Pourtant, son engagement dans la SS n’était pas exempt d’ambiguïté. En 1982, il n’exprimait aucun regret : “Je ne suis pas d’accord lorsqu’on déclare toujours que les Waffen SS étaient des meurtriers. Il y a une question d’honneur qui joue là-dedans. Ce qui j’ai vu faire par la résistance rouge du Limousin ne m’incitait pas du tout à devenir déserteur. Je suis resté dans la troupe pour éviter de devenir un meurtrier” ».
Au final, estime Nicolas Mengus, « on peut avoir l’impression que la division Das Reich était une division d’Alsaciens et de criminels alsaciens ».
« En aucun cas, je n’ai voulu porter préjudice aux Alsaciens et je suis d’ailleurs surpris par l’ampleur des protestations », répond Michaël Prazan. Le réalisateur reconnaît les erreurs sur les chiffres. « Oui, ils sont trop importants et je vais tenter de reprendre ces passages avant la diffusion sur Arte, pour l’instant prévue le 21 avril. » Ce ne sera pas le cas pour la rediffusion sur France 3, le 28 mars en pleine nuit (3 h 30).
Le documentariste assume, par ailleurs, le choix d’Elimar Schneider comme témoin posthume de cette division SS, tout en ayant précisé qu’il n’était pas volontaire mais bien incorporé de force. « Il est devenu la mémoire française de la division Das Reich qu’il n’a eu de cesse de chercher à réhabiliter », écrit-il en réponse à la réaction de Mme de Cazotte (*).
Nicolas Roquejeoffre
(*) http://www.malgre-nous.eu
Une réaction reçue de Mme Angèle Miss sur la messagerie du site
Bonjour,
Très choquée par la diffusion du reportage sur la division Das Reich le 2 mars sur France 3, et suite à l’article paru dans les D.N.A. le 11 mars, je demande que les rediffusions soient annulées.

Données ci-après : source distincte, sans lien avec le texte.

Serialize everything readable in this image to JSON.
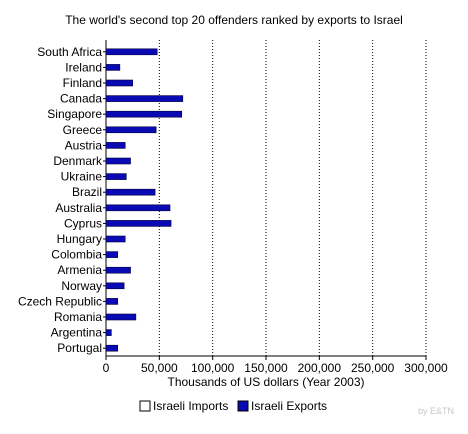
{
  "chart_data": {
    "type": "bar",
    "orientation": "horizontal",
    "title": "The world's second top 20 offenders ranked by exports to Israel",
    "xlabel": "Thousands of US dollars (Year 2003)",
    "ylabel": "",
    "xlim": [
      0,
      300000
    ],
    "x_ticks": [
      "0",
      "50,000",
      "100,000",
      "150,000",
      "200,000",
      "250,000",
      "300,000"
    ],
    "x_tick_values": [
      0,
      50000,
      100000,
      150000,
      200000,
      250000,
      300000
    ],
    "grid": "vertical-dotted",
    "legend_placement": "bottom-center",
    "categories": [
      "South Africa",
      "Ireland",
      "Finland",
      "Canada",
      "Singapore",
      "Greece",
      "Austria",
      "Denmark",
      "Ukraine",
      "Brazil",
      "Australia",
      "Cyprus",
      "Hungary",
      "Colombia",
      "Armenia",
      "Norway",
      "Czech Republic",
      "Romania",
      "Argentina",
      "Portugal"
    ],
    "series": [
      {
        "name": "Israeli Imports",
        "color": "#ffffff",
        "values": [
          0,
          0,
          0,
          0,
          0,
          0,
          0,
          0,
          0,
          0,
          0,
          0,
          0,
          0,
          0,
          0,
          0,
          0,
          0,
          0
        ]
      },
      {
        "name": "Israeli Exports",
        "color": "#0a0ab4",
        "values": [
          48000,
          13000,
          25000,
          72000,
          71000,
          47000,
          18000,
          23000,
          19000,
          46000,
          60000,
          61000,
          18000,
          11000,
          23000,
          17000,
          11000,
          28000,
          5000,
          11000
        ]
      }
    ]
  },
  "watermark": "by E&TN"
}
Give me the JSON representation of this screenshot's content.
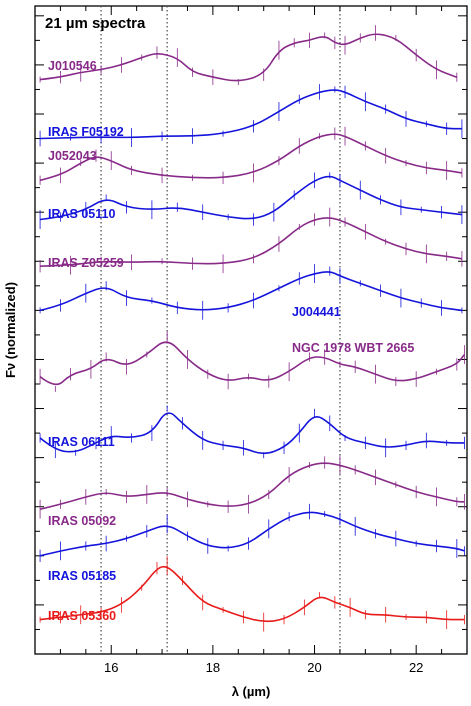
{
  "chart_data": {
    "type": "line",
    "title": "21 µm spectra",
    "xlabel": "λ (µm)",
    "ylabel": "Fν (normalized)",
    "xlim": [
      14.5,
      23.0
    ],
    "xticks": [
      16,
      18,
      20,
      22
    ],
    "reference_lines_um": [
      15.8,
      17.1,
      20.5
    ],
    "grid": false,
    "colors": {
      "purple": "#882a88",
      "blue": "#1414dc",
      "red": "#e81a1a",
      "guide": "#555555"
    },
    "series": [
      {
        "name": "J010546",
        "color": "#882a88",
        "offset": 11.6,
        "x": [
          14.6,
          15.0,
          15.4,
          15.8,
          16.2,
          16.6,
          16.9,
          17.3,
          17.6,
          18.0,
          18.5,
          19.0,
          19.3,
          19.6,
          19.9,
          20.2,
          20.4,
          20.6,
          20.9,
          21.2,
          21.6,
          22.0,
          22.4,
          22.8
        ],
        "y": [
          0.1,
          0.15,
          0.25,
          0.3,
          0.4,
          0.55,
          0.65,
          0.55,
          0.25,
          0.15,
          0.05,
          0.2,
          0.7,
          0.85,
          0.9,
          1.0,
          0.85,
          0.8,
          0.95,
          1.05,
          0.95,
          0.6,
          0.3,
          0.15
        ]
      },
      {
        "name": "IRAS F05192",
        "color": "#1414dc",
        "offset": 10.5,
        "x": [
          14.6,
          15.2,
          15.8,
          16.4,
          17.0,
          17.6,
          18.2,
          18.8,
          19.3,
          19.7,
          20.1,
          20.4,
          20.6,
          21.0,
          21.4,
          21.8,
          22.2,
          22.6,
          22.9
        ],
        "y": [
          0.0,
          0.02,
          0.03,
          0.02,
          0.05,
          0.05,
          0.1,
          0.25,
          0.55,
          0.8,
          0.95,
          1.0,
          0.95,
          0.75,
          0.6,
          0.4,
          0.3,
          0.2,
          0.2
        ]
      },
      {
        "name": "J052043",
        "color": "#882a88",
        "offset": 9.6,
        "x": [
          14.6,
          15.0,
          15.4,
          15.7,
          16.0,
          16.4,
          17.0,
          17.6,
          18.2,
          18.8,
          19.3,
          19.7,
          20.1,
          20.4,
          20.6,
          21.0,
          21.4,
          21.8,
          22.2,
          22.6,
          22.9
        ],
        "y": [
          0.05,
          0.15,
          0.4,
          0.55,
          0.45,
          0.25,
          0.15,
          0.1,
          0.1,
          0.2,
          0.45,
          0.75,
          0.95,
          1.0,
          0.95,
          0.75,
          0.55,
          0.4,
          0.3,
          0.25,
          0.2
        ]
      },
      {
        "name": "IRAS 05110",
        "color": "#1414dc",
        "offset": 8.75,
        "x": [
          14.6,
          15.0,
          15.5,
          15.9,
          16.3,
          16.8,
          17.3,
          17.8,
          18.3,
          18.8,
          19.2,
          19.6,
          20.0,
          20.3,
          20.5,
          20.9,
          21.3,
          21.7,
          22.1,
          22.5,
          22.9
        ],
        "y": [
          0.1,
          0.15,
          0.3,
          0.55,
          0.35,
          0.3,
          0.35,
          0.25,
          0.15,
          0.1,
          0.25,
          0.6,
          0.9,
          1.0,
          0.9,
          0.7,
          0.5,
          0.35,
          0.3,
          0.25,
          0.2
        ]
      },
      {
        "name": "IRAS Z05259",
        "color": "#882a88",
        "offset": 7.9,
        "x": [
          14.6,
          15.2,
          15.8,
          16.4,
          17.0,
          17.6,
          18.2,
          18.8,
          19.3,
          19.7,
          20.0,
          20.3,
          20.6,
          21.0,
          21.4,
          21.8,
          22.2,
          22.6,
          22.9
        ],
        "y": [
          0.0,
          0.02,
          0.1,
          0.08,
          0.1,
          0.05,
          0.05,
          0.15,
          0.45,
          0.8,
          0.95,
          1.0,
          0.9,
          0.7,
          0.5,
          0.35,
          0.25,
          0.2,
          0.15
        ]
      },
      {
        "name": "J004441",
        "color": "#1414dc",
        "offset": 6.9,
        "x": [
          14.6,
          15.0,
          15.5,
          15.9,
          16.3,
          16.8,
          17.3,
          17.8,
          18.3,
          18.8,
          19.3,
          19.7,
          20.0,
          20.3,
          20.5,
          20.9,
          21.3,
          21.7,
          22.1,
          22.5,
          22.9
        ],
        "y": [
          0.1,
          0.2,
          0.45,
          0.6,
          0.35,
          0.3,
          0.15,
          0.1,
          0.15,
          0.3,
          0.55,
          0.75,
          0.85,
          0.9,
          0.8,
          0.65,
          0.5,
          0.35,
          0.25,
          0.15,
          0.1
        ]
      },
      {
        "name": "NGC 1978 WBT 2665",
        "color": "#882a88",
        "offset": 5.35,
        "x": [
          14.6,
          14.9,
          15.2,
          15.6,
          15.9,
          16.3,
          16.7,
          17.1,
          17.5,
          17.9,
          18.3,
          18.7,
          19.1,
          19.5,
          19.9,
          20.2,
          20.5,
          20.8,
          21.2,
          21.6,
          22.0,
          22.4,
          22.8,
          22.95
        ],
        "y": [
          0.3,
          0.05,
          0.35,
          0.45,
          0.7,
          0.5,
          0.75,
          1.1,
          0.65,
          0.35,
          0.2,
          0.3,
          0.2,
          0.4,
          0.7,
          0.7,
          0.55,
          0.5,
          0.35,
          0.2,
          0.25,
          0.4,
          0.55,
          0.75
        ]
      },
      {
        "name": "IRAS 06111",
        "color": "#1414dc",
        "offset": 4.0,
        "x": [
          14.6,
          14.9,
          15.3,
          15.7,
          16.0,
          16.4,
          16.8,
          17.1,
          17.4,
          17.8,
          18.2,
          18.6,
          19.0,
          19.4,
          19.7,
          20.0,
          20.3,
          20.6,
          21.0,
          21.4,
          21.8,
          22.2,
          22.6,
          22.95
        ],
        "y": [
          0.4,
          0.15,
          0.1,
          0.3,
          0.45,
          0.4,
          0.5,
          1.0,
          0.7,
          0.35,
          0.25,
          0.2,
          0.05,
          0.2,
          0.5,
          0.9,
          0.7,
          0.4,
          0.3,
          0.2,
          0.25,
          0.35,
          0.3,
          0.3
        ]
      },
      {
        "name": "IRAS 05092",
        "color": "#882a88",
        "offset": 2.9,
        "x": [
          14.6,
          15.0,
          15.5,
          15.9,
          16.3,
          16.7,
          17.1,
          17.5,
          17.9,
          18.3,
          18.7,
          19.1,
          19.5,
          19.9,
          20.2,
          20.5,
          20.8,
          21.2,
          21.6,
          22.0,
          22.4,
          22.8,
          22.95
        ],
        "y": [
          0.05,
          0.15,
          0.3,
          0.4,
          0.3,
          0.35,
          0.4,
          0.25,
          0.15,
          0.1,
          0.15,
          0.35,
          0.75,
          0.95,
          1.0,
          0.95,
          0.85,
          0.7,
          0.55,
          0.4,
          0.3,
          0.2,
          0.2
        ]
      },
      {
        "name": "IRAS 05185",
        "color": "#1414dc",
        "offset": 1.9,
        "x": [
          14.6,
          15.0,
          15.5,
          15.9,
          16.3,
          16.7,
          17.1,
          17.5,
          17.9,
          18.3,
          18.7,
          19.1,
          19.5,
          19.9,
          20.2,
          20.5,
          20.8,
          21.2,
          21.6,
          22.0,
          22.4,
          22.8,
          22.95
        ],
        "y": [
          0.1,
          0.2,
          0.3,
          0.35,
          0.45,
          0.6,
          0.75,
          0.5,
          0.3,
          0.25,
          0.35,
          0.65,
          0.9,
          1.0,
          0.95,
          0.85,
          0.7,
          0.55,
          0.45,
          0.35,
          0.3,
          0.25,
          0.2
        ]
      },
      {
        "name": "IRAS 05360",
        "color": "#e81a1a",
        "offset": 0.6,
        "x": [
          14.6,
          15.0,
          15.4,
          15.8,
          16.2,
          16.6,
          16.9,
          17.1,
          17.4,
          17.8,
          18.2,
          18.6,
          19.0,
          19.4,
          19.8,
          20.1,
          20.4,
          20.7,
          21.0,
          21.4,
          21.8,
          22.2,
          22.6,
          22.95
        ],
        "y": [
          0.1,
          0.15,
          0.2,
          0.25,
          0.4,
          0.75,
          1.15,
          1.2,
          0.9,
          0.45,
          0.3,
          0.15,
          0.05,
          0.1,
          0.35,
          0.6,
          0.45,
          0.35,
          0.2,
          0.2,
          0.15,
          0.15,
          0.1,
          0.1
        ]
      }
    ]
  }
}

Trop d’erreurs sur les Alsaciens, sur les effectifs et surtout sur la totale absence d’explications sur l’incorporation de force… et sur le poids qui pesait sur nos parents et grands-parents en cas de désobéissance.
Par respect de nos parents qui se sont beaucoup battus pour leur liberté et pour redevenir Français, il est insultant pour eux de maintenir cette émission.
Comme Nicolas Mengus, « on peut avoir l’impression que la division Das Reich était une division d’Alsaciens et de criminels alsaciens », ceci est intolérable pour moi.
Je demande la suppression de cette rediffusion.
Angèle Miss
Une réaction reçue de M. André Schneider sur la messagerie du site
En voyant le document en objet diffusé sur France 3, j’ai noté les points litigieux ou discutables dont il est,pour l’essentiel, fait état dans l’article paru ce 10.03.2015 dans les D.N.A.
On peut s’étonner que, le réalisateur admettant ses grosses erreurs et approximations parmi un ensemble quand même très parlant, il soit envisagé de rediffuser le 28 mars la même version. Il me semble qu’une opposition à cette diffusion devrait apparaître.Sans verser dans une censure larvée, il serait peut-être aussi préférable que le réalisateur fasse visionner sa version corrigée avant sa diffusion…
Il serait temps de se sortir avec efficacité de l’esprit « soit-disant Malgré-nous » proprement affligeant.